3 Way to Survive A Stock Market Crash

Last September 29, 2008, the largest one-day crash happened to the Dow Jones Industrial when they plunged and lost 777.68 points or 6.98% after the US House of Representatives rejected a $700 billion bank bailout plan by the government. This fiasco cost $1.2 trillion, bringing down with it thousands of traders bankrupt and investors at a deficit. Can you imagine if you were one of those people that had taken a risk and then just like a bubble, all your wealth pops and disappears? Then worry not because we will discuss ways to survive in case the very thing happens to you. Here are three ways to be okay even after a stock market crash.

1. Avoid the Stock Market All Together
There is a saying that goes, “Prevention is better than cure.” This is true in aspects other than health. The only better than surviving a stock market crash is avoiding it all together. However, be warned, that because you aren’t risking anything, you aren’t gaining anything either. Avoiding the stock market all together when you don’t know if a crash will happen will, of course, effectively cut your chances of profiting all together. That’s why this suggestion is only effective for the senior traders who have already reached their prime.

2. Diversify. Diversify. Diversify.
We can’t stress it enough. Diversifying is one of the best things that you can do for your portfolio. Depending all your profit in one source of income namely the stock market, will expose you to bigger risk. That’s why to balance the risky business of dealing with stocks and equities, you should bet your money also on investments that have a more constant stream of revenue albeit lower. You can invest in ETFs, bonds, and gold.

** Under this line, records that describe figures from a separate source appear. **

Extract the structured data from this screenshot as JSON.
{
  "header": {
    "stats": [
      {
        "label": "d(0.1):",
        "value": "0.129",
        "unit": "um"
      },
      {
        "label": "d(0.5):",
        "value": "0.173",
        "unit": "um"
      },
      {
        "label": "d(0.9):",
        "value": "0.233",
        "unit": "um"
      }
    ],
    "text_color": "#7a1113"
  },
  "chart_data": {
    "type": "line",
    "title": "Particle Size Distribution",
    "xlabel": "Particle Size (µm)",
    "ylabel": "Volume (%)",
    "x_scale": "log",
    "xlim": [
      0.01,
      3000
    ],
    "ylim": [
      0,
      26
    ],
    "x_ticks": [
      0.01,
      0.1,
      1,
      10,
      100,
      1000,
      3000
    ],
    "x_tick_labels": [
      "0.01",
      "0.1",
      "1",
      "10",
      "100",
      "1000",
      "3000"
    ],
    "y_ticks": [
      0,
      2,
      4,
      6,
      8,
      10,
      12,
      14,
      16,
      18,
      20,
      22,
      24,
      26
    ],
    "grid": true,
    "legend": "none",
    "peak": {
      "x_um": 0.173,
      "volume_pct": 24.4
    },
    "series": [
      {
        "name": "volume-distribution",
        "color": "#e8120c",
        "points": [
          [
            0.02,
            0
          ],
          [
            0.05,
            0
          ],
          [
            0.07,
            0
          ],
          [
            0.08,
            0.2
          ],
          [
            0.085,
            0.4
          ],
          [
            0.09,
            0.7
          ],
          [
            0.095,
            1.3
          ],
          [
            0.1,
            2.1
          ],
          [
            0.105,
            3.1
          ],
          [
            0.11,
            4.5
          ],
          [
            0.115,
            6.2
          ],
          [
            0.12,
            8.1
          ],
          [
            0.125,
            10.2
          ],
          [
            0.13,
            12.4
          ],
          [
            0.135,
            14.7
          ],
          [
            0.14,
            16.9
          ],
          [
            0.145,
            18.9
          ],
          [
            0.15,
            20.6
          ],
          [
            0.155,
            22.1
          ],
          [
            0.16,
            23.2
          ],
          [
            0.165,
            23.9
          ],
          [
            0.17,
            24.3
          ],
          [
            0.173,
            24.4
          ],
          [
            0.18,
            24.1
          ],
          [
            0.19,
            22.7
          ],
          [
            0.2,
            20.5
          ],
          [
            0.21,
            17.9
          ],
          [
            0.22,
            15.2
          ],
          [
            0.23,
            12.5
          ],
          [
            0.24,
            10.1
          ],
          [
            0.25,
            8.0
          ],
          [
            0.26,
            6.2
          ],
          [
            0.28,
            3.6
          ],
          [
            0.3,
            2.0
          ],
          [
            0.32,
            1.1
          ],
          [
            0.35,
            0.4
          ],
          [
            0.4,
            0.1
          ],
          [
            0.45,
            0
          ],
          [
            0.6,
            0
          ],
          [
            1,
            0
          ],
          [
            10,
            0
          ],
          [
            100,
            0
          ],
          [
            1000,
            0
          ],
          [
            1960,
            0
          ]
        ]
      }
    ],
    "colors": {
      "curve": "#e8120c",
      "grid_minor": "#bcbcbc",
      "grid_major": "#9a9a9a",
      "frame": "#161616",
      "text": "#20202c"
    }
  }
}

3. Stick Your Money in A Savings Account
Sometimes, it’s best to stick with tradition. It has been tried and tested by time after all. Get a savings account for a portion of your wealth to ensure that no matter what happens, you will have something left over that will keep you afloat. The thing about savings account so that it won’t be idle money is to get one that is legal, insured and high-yielding. Do your research and find a bank that is insured by the Federal Deposit Insurance Corporation or the National Credit Union Administration to protect your money from any unexpected factors and to make sure it’s insured and legal. After that try to find one that is also high-yielding. Nowadays, banking has become much more competitive and you can definitely find banks that offer this kind of savings account by browsing online. Admittedly, this will dramatically decrease your revenue but at least your money is definitely safe.

These three ways are great ways of hedging the effects of a stock market crash. However, be reminded there are no absolute sure ways of predicting and avoiding a stock market crash. That’s why the next best thing for you to do is prepare for them.